6. Make sure your room is sleep-friendly
This one sounds a bit silly, but is your room a comfortable environment to fall asleep in? That could be having more of an impact on your sleep quality than you might realize. Most mattresses last about 9 or 10 years, according to the National Sleep Foundation, so if you’ve had yours for longer than that, you may want to consider buying a new one.
Experts also advise sleeping in a room that’s 60 to 67 degrees fahrenheit (15.5 to 19.4 degrees celsius).
7. Don’t watch the clock
It may seem like a good idea to keep an eye on the clock to make sure you (hopefully) fall asleep at a reasonable time, but the experts warn that this can actually be counterproductive. If you glance at the clock several times a night, it can make you anxious about the time and fill your mind with thoughts about your responsibilities for the next day, thus keeping you awake.
8. Don’t get in the habit of taking sleeping pills
If you rely on sleeping pills often, it can turn into a habit, and you won’t be able to fall asleep naturally. Plus, they could have unforeseen side effects. Sleeping pills should ideally be a short-term solution while other lifestyle adjustments are made to improve sleep hygiene — always ask your doctor what’s okay.
9. Get the necessary gear
If you have sleep problems, there’s a bunch of sleep accessories that might help you out — consider blackout curtains to keep light from creeping in, eyeshades, earplugs, humidifiers, fans, and “white noise” machines that could fill your room with a peaceful sound to doze off to.
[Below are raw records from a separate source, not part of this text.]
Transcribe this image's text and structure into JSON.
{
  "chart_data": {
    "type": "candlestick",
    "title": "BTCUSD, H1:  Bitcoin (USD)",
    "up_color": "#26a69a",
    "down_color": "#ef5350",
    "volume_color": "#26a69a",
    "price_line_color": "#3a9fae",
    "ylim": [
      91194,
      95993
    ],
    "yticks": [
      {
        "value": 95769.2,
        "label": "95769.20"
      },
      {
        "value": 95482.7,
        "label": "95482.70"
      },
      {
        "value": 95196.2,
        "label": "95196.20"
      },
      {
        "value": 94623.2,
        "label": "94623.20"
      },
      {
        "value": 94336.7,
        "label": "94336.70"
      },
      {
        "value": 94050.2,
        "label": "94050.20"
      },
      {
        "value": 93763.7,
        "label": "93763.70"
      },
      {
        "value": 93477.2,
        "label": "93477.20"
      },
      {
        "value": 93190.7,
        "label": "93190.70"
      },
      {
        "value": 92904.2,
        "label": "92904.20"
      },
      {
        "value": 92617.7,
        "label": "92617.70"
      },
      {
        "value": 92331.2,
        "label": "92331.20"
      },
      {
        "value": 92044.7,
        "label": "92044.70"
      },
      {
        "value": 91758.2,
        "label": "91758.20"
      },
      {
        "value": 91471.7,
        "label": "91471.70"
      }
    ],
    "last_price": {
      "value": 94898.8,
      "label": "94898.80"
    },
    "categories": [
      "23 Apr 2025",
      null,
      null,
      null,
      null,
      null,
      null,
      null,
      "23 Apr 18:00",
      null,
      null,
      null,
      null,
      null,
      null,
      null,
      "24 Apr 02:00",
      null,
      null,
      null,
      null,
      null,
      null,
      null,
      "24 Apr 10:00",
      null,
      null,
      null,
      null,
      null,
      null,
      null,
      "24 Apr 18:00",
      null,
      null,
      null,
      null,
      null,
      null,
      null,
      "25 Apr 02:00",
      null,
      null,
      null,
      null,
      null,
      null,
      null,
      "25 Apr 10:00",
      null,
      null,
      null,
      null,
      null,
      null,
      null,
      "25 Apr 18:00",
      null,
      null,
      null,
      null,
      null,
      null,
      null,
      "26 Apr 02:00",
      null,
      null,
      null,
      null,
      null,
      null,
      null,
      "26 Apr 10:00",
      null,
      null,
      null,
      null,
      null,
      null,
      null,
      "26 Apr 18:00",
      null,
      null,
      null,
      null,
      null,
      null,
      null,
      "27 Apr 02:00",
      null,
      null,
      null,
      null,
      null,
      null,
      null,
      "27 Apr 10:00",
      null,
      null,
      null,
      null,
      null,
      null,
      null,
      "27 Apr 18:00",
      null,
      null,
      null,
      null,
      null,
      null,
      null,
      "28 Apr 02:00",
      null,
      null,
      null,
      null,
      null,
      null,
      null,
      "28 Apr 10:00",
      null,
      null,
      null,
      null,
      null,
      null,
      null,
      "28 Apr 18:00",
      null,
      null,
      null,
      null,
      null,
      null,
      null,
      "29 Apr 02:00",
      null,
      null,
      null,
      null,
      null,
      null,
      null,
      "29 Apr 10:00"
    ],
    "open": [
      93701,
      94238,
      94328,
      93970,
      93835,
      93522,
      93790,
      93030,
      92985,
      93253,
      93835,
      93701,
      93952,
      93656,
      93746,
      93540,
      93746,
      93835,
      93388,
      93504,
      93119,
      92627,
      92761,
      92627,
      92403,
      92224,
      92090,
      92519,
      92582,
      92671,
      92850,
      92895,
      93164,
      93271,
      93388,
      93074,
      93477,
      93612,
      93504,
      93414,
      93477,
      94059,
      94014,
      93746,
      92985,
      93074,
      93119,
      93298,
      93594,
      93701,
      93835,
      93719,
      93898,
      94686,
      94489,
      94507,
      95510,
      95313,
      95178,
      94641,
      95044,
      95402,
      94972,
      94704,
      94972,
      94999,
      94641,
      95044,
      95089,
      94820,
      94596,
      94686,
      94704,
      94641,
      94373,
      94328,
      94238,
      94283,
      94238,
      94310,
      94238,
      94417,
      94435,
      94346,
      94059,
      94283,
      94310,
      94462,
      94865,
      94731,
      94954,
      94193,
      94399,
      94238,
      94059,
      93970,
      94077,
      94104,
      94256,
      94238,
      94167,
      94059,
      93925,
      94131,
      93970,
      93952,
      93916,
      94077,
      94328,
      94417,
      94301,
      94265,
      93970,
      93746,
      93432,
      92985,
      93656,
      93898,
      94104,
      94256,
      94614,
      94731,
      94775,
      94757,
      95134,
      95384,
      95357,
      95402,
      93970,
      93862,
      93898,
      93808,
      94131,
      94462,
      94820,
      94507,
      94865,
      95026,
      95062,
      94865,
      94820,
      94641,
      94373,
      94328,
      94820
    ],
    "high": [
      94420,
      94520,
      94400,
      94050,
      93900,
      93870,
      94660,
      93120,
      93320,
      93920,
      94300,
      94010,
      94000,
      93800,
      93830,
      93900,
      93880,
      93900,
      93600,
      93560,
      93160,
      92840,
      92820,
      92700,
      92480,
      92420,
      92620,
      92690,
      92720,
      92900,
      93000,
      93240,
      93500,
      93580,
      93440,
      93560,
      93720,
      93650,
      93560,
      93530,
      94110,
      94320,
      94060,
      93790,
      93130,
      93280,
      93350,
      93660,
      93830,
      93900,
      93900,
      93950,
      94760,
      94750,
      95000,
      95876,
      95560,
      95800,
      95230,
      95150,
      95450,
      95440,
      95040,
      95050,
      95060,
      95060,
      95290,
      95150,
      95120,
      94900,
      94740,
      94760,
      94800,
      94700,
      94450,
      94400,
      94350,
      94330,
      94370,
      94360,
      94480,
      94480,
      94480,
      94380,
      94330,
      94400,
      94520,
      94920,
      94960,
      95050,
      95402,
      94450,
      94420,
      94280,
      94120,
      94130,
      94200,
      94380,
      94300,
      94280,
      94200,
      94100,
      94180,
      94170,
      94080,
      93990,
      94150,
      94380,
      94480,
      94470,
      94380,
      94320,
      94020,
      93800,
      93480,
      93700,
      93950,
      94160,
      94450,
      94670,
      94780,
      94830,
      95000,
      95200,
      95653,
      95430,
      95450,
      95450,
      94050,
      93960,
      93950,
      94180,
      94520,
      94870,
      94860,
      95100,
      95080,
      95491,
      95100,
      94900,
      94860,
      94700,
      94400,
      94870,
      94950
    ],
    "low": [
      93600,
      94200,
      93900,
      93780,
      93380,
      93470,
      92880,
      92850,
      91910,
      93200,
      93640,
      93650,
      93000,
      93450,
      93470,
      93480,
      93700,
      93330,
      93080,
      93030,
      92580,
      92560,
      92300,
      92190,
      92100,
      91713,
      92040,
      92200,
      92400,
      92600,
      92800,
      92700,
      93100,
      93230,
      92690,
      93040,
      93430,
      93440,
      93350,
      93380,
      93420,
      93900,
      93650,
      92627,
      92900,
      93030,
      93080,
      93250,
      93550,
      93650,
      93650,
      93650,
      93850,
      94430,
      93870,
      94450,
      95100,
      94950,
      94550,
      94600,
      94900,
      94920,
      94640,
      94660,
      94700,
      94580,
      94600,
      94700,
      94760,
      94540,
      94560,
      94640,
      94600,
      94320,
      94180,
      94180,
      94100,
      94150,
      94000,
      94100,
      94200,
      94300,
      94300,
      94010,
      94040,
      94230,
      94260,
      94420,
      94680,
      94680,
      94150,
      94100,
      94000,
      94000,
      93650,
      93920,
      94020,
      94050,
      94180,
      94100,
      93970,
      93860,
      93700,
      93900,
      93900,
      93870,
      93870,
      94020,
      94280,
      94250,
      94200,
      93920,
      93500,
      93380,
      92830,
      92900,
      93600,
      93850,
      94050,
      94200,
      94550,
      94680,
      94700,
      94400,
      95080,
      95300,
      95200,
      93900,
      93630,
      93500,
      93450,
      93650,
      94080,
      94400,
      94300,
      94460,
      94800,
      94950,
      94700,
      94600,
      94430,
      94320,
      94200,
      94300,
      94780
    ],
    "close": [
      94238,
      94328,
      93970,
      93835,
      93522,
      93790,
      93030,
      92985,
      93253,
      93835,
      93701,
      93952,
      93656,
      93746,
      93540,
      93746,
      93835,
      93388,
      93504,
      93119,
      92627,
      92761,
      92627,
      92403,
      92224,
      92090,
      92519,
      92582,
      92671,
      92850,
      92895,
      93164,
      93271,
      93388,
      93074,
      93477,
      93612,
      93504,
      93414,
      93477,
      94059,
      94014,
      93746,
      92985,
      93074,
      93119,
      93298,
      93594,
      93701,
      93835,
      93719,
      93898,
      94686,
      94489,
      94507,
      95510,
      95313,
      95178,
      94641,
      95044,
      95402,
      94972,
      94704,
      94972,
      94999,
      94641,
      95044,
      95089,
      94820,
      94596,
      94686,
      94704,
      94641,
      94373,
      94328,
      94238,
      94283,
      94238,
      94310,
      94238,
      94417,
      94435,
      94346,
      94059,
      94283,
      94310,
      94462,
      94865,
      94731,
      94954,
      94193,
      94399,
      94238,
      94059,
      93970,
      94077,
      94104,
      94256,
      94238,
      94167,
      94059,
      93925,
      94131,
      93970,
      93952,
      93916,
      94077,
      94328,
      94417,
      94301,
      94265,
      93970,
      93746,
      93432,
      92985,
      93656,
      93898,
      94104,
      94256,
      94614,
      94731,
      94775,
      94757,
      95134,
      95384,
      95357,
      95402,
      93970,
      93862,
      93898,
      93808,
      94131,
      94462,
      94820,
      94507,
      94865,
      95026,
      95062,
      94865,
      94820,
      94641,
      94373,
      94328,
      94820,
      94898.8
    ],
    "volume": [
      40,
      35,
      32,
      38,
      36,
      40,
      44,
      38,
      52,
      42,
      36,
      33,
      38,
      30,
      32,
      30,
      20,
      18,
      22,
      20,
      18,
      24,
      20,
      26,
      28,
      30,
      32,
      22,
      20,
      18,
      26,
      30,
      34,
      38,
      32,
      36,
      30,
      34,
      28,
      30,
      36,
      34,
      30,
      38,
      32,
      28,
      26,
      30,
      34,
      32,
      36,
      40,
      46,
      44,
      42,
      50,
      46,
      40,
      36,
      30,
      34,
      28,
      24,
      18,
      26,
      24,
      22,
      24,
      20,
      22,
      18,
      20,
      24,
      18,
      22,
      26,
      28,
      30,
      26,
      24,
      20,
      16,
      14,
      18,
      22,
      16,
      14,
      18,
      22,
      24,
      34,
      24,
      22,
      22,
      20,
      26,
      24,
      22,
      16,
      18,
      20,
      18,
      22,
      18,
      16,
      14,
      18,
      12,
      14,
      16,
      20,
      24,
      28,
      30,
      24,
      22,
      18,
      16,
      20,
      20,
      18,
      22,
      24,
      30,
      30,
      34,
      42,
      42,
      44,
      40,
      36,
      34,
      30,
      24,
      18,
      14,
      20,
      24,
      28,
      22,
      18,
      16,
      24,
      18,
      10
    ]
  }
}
10. Brush your teeth in the dark
Admittedly, this one sounds even sillier than number 6, but experts advise to brush your teeth in the dark if you want a better night’s sleep. Many people would probably say brushing their teeth is part of their bedtime routine, but the bright artificial lighting in our bathrooms can trick our bodies into thinking it’s time to wake up rather than catch some Zzz’s.